Bash write to file without echo?

As an exercise, does a method exist to redirect a string to a file without echo? Currently I am using

echo "Hello world" > test.txt

I know about cat and printf. I was thinking something like

> test.txt <<<"Hello world"

Of course this doesnt work, but maybe a similar command?


Solution 1:

You can do this with "cat" and a here-document.

cat <<EOF > test.txt
some text
EOF

One reason for doing this would be to avoid any possibility of a password being visible in the output of ps. However, in bash and most modern shells, "echo" is a built-in command and it won't show up in ps output, so using something like this is safe (ignoring any issues with storing passwords in files, of course):

echo "$password" > test.txt

Solution 2:

I had the problem not being able to send ">" and ended up with echo!

echo "Hello world" | dd of=test.txt

Solution 3:

There are multiple ways to do it, let's run this script called exercise.sh

#!/usr/bin/env bash

> file1.txt cat <<< "This is a here-string with random value $RANDOM"

# Or if you prefer to see what is happening and write to file as well
tee file2.txt <<< "Here is another here-string I can see and write to file"

# if you want to work multiline easily
cat <<EOF > file3.txt
You don't need to escape any quotes here, $ marks start of variables, unless escaped.
This is random value from variable $RANDOM
This is literal \$RANDOM
EOF

# Let's say you have a variable with multiline text and you want to manipulate it
a="
1
2
3
33
"

# Assume I want to have lines containing "3". Instead of grep it can even be another script
a=$(echo "$a" | grep 3)

# Then you want to write this to a file, although here-string is fine,
# if you don't need single-liner command, prefer heredoc
# Herestring. (If it's single liner, variable needs to be quoted to preserve newlines)
> file4.txt cat <<< "$a"
# Heredoc
cat <<EOF > file5.txt
$a
EOF

This is the output you should see:

$ bash exercise.sh
Here is another here-string I can see and write to file

And files should contain these:

$ ls
exercise.sh  file1.txt  file2.txt  file3.txt  file4.txt  file5.txt
$ cat file1.txt
This is a here-string with random value 20914
$ cat file2.txt
Here is another here-string I can see and write to file
$ cat file3.txt
You don't need to escape any quotes here, $ marks start of variables, unless escaped.
This is random value from variable 15899
This is literal $RANDOM
$ cat file4.txt
3
33
$ cat file5.txt
3
33

Solution 4:

There are way too many ways to possibly discuss that you probably don't care about. You can hack of course - strace bash, or do all sorts of black magic running Bash in gdb.

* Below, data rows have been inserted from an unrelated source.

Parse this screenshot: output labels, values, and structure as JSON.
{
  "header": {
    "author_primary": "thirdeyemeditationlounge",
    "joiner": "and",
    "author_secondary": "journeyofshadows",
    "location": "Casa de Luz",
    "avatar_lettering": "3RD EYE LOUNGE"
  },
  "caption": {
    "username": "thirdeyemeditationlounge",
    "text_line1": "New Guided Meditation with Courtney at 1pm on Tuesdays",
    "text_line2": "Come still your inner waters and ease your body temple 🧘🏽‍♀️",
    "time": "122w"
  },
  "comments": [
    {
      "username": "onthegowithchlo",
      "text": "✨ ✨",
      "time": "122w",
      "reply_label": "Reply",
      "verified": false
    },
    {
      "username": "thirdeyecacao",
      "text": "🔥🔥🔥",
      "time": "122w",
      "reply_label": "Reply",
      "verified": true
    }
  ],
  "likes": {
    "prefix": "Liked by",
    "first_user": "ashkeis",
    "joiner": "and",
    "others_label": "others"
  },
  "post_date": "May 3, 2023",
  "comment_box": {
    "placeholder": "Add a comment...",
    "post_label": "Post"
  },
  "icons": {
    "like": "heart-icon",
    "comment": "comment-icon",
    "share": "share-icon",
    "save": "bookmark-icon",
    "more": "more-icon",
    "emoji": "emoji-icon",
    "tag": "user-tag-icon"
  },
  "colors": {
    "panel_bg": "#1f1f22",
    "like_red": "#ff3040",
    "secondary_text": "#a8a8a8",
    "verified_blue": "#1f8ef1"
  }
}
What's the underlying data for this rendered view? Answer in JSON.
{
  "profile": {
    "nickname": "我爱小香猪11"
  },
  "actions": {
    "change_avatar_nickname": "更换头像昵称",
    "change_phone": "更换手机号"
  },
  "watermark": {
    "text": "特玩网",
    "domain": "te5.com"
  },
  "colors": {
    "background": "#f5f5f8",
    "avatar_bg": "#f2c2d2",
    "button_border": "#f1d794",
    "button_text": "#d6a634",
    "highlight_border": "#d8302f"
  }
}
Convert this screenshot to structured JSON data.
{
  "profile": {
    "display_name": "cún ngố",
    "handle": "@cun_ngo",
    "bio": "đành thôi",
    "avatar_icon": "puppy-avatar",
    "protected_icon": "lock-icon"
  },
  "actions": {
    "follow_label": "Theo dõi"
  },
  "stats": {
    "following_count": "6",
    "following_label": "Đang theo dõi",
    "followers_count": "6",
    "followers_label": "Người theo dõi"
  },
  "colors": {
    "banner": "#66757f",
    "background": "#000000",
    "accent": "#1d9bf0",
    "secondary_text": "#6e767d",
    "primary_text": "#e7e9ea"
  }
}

You actually have two completely different examples there. <<<'string' is already writing a string to a file. If anything is acceptable other than printf, echo, and cat, you can use many other commands to behave like cat (sed, awk, tee, etc).

$ cp /dev/stdin ./tmpfooblah <<<'hello world'; cat tmpfooblah
hello world

Or hell, depending on how you've compiled Bash.

$ enable -f /usr/lib/bash/print print; print 'hello world' >tmpfile

If you want to use only bash strings and redirection, in pure bash, with no hacking, and no loadables, it is not possible. In ksh93 however, it is possible.

 $ rm tmpfooblah; <<<'hello world' >tmpfooblah <##@(&!()); cat tmpfooblah
 hello world

Solution 5:

The way to do this in bash is

zsh <<< '> test <<< "Hello World!"'

This is one of the interesting differences between zsh and bash: given an unchained > or >>, zsh has the good sense to hook it up to stdin, while bash does not. It would be downright useful - if it were only standard. I tried to use this to send & append my ssh key over ssh to a remote authorized_keys file, but the remote host was bash, of course, and quietly did nothing.

And that's why you should just use cat.